A la virginidad perpetua de María han sido opuestas algunas objeciones por parte de quienes, confesando que Cristo fue concebido y nació de una virgen, afirman que María tuvo después otros hijos de José. Arguyen con el pasaje evangélico de Mt 1,25: “Y no la conoció (a María) hasta que dio a luz a su Hijo primogénito”. A esto hay que responder con santo Tomás: “Las Sagradas Escrituras no suelen decir que una cosa ha sido hecha o no hecha mientras no se dude de que, efectivamente, ha sido o no hecha... Podía dudarse si antes del nacimiento del Hijo de Dios, José había tenido relaciones conyugales con María, y por esa razón el evangelista tuvo mucho cuidado de alejar la duda. En cambio, le pareció indudable que no fue conocida después del parto” (Comp. Th. N. 466).

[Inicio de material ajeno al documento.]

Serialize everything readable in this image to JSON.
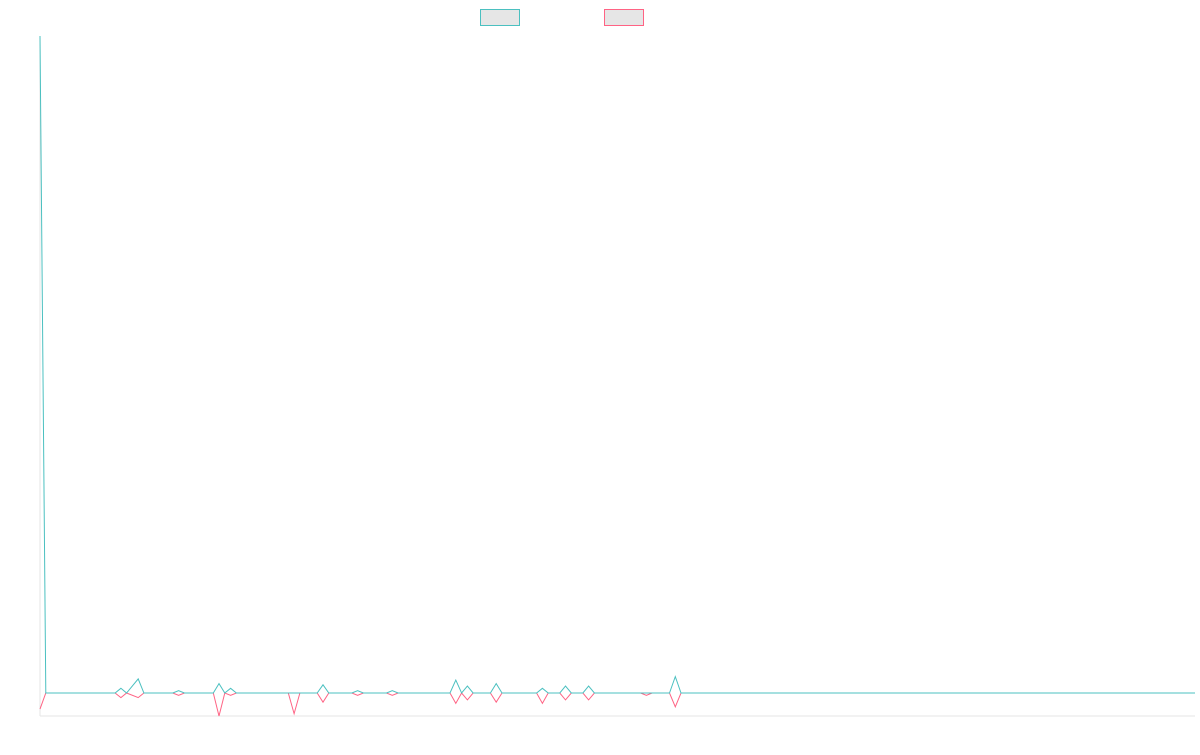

Tampoco la palabra primogénito implica la existencia de más hijos, pues esa palabra tenía entre los judíos un sentido jurídico y se aplicaba al primer nacido, siguieran o no otros hijos. A este respecto es conocido el hallazgo de un  epitafio judío en el que se habla de una madre muerta en el parto de su primogénito. En cuanto a las diversas expresiones de los evangelios sobre los “hermanos de Jesús”, no significan verdaderos hermanos carnales, sino parientes muy cercanos, probablemente primos: así acostumbraban los semitas a usar la palabra “hermanos”. A ello se añade que, en el caso de los “hermanos” de Jesús, nunca se dice que sean hijos de María.
En verdad, con palabras de san Bernardo, “a la majestad de Dios convenía que no naciese sino de la Virgen, y a la Virgen convenía que no diese a luz a otro que a Dios (Hom II super Missus est).